Senior VP at The Citadel
THOMAS ELZEY ’75 became first executive vice president for finance, administration, and operations for The Citadel in May, marking the first time a black person has been named to a senior-level position at the military college. As the senior non-academic vice president at The Citadel, Tom also will hold the rank of brigadier general in the South Carolina Militia. Previously, he was senior vice president for finance and CFO for Drexel University. Tom holds a master’s from Carnegie Mellon University. He and his wife Monedia have two daughters.
Siblings often share similarities, and sisters MARY O’DONOHUE ’82 (left) and CLARE O’DONOHUE ’86 are no exception.
Aside from looking alike, both graduated from Bradley, both freelance in the TV industry, and both live in Chicago. Now they are adding one more commonality to that list. Both are authors.
Clare’s fourth mystery novel, Missing Persons, was released on May 31. Published by Plume, the story focuses on TV producer Kate Conway, who becomes the main suspect in her ex-husband’s murder. Clare says her other three books, the first published in 2008, are lighter and more romantic. “My latest has a more cynical, real-world edge to it. Missing Persons is my favorite so far … I’m very proud of it.”
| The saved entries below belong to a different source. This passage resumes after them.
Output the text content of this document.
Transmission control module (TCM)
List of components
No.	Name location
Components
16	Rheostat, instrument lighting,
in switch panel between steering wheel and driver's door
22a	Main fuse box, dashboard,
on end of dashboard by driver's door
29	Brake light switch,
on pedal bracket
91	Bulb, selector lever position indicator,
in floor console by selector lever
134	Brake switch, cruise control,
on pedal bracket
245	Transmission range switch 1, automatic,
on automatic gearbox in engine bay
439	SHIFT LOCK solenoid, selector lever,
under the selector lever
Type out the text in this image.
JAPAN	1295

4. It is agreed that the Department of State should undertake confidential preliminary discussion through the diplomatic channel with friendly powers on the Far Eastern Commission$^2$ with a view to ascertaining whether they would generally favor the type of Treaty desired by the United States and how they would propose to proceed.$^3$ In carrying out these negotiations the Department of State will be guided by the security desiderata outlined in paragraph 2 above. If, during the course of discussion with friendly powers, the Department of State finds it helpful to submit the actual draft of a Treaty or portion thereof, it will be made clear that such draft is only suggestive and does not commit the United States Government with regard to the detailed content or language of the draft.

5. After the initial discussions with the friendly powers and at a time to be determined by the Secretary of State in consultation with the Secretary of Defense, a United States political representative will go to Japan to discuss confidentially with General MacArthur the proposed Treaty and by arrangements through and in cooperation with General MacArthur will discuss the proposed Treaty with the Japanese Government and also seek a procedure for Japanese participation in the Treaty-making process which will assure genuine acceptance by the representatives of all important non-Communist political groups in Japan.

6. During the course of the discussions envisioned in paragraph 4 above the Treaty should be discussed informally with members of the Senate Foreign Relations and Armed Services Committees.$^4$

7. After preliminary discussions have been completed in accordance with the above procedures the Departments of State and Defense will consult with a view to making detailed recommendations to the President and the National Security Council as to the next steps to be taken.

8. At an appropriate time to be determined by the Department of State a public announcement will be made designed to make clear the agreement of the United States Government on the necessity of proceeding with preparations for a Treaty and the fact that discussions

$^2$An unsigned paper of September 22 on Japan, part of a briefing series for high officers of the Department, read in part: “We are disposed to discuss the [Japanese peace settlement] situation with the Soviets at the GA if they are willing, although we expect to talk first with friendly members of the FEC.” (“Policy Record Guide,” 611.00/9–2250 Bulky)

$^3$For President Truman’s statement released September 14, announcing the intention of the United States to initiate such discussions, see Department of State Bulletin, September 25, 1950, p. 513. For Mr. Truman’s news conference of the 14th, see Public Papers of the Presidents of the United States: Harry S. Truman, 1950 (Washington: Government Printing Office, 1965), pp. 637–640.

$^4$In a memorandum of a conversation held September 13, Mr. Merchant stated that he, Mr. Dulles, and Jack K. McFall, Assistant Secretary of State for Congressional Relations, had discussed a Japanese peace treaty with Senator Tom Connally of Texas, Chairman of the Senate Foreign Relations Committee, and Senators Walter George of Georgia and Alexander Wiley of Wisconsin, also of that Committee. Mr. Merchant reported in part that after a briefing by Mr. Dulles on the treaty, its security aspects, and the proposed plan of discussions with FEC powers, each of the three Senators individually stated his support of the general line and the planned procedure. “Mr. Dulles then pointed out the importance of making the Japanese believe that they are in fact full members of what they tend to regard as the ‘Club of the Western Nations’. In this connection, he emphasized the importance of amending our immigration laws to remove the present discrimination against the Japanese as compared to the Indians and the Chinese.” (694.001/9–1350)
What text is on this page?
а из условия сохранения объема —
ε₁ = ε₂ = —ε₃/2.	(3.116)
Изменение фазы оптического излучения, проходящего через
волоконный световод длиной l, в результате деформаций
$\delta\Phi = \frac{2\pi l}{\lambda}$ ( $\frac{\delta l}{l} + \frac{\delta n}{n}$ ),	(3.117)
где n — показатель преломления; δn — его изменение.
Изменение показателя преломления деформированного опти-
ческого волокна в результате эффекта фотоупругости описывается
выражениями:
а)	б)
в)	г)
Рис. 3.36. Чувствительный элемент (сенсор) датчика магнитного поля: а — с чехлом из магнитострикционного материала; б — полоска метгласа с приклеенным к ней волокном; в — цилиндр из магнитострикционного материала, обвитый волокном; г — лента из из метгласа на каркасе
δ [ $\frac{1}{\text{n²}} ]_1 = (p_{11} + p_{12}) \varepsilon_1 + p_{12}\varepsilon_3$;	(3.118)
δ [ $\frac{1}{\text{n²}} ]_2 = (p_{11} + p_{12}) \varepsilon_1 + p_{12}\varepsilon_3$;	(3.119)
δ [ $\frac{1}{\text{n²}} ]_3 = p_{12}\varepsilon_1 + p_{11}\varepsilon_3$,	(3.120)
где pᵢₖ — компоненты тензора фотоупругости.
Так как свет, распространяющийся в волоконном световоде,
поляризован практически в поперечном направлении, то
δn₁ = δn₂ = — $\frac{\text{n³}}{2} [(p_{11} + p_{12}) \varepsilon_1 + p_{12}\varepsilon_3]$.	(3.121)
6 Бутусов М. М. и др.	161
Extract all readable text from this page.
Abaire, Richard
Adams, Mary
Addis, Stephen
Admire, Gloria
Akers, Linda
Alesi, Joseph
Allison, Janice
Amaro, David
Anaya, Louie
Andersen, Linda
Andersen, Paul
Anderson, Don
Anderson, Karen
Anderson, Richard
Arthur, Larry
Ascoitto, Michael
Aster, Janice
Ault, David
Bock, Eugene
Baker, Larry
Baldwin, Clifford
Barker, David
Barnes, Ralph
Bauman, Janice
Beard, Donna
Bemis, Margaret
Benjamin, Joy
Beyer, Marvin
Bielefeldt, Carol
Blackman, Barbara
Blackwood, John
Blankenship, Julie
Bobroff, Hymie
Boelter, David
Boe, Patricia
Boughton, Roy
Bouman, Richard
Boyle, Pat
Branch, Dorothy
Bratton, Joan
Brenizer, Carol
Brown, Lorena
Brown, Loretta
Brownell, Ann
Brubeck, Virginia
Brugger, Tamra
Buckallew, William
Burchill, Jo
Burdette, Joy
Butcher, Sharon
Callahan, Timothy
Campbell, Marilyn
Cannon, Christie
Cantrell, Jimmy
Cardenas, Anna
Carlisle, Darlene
Clare began writing short stories when she was young and finished her first novella at age 15. With a degree in international studies, she worked for four years as a reporter for a small newspaper near Joliet after college before making the switch to writing and producing for TV. She writes her novels whenever she has a free minute. “Given my day job, it means I write in airports, hotels, while my camera crew sets up a shot — whenever and wherever I can. I don’t analyze it too much. I just write.”
Though she holds journalism and broadcast production management degrees, Mary’s career has focused on working behind the scenes in TV. Authoring a book came later in life, at the nudge of her sister. “One day I was telling my sister about the system I came up with to teach my children values and she says, ‘That’s a book!’” says Mary. “Clare’s agent had the same response. So the opportunity came into my life, and even though writing felt like something out of my comfort zone at that point, I kept moving forward, and with my sister’s encouragement and my family’s support, I wrote the book.”
When You Say Thank You, Mean It, a month-to-month guide to help parents instill values such as gratitude, compassion, and integrity in their children, was released in October 2010 by Adams Media Corp.
With only six months to write her book, Mary, a freelance TV editing supervisor, kept a strict schedule, sometimes writing for as long as 10 hours per session. She drew inspiration from parenting two children with her husband, Jim Olen, and aimed to write in a natural voice that other parents would find sincere. “I write like I’m sitting at the kitchen table with my readers, so it takes a lot of intimidation out of the process.”
Both sisters hope to continue writing in their respective genres, and they encourage budding writers to follow their passion. “Strive to make a genuine connection with your readers and know your audience,” Mary says.
“You have to write consistently. It’s like working out,” Clare adds. “It’s much better to exercise 30 minutes a day every day than spend one afternoon a week running a marathon. It’s the same with writing. The more consistent you are, the better you become.”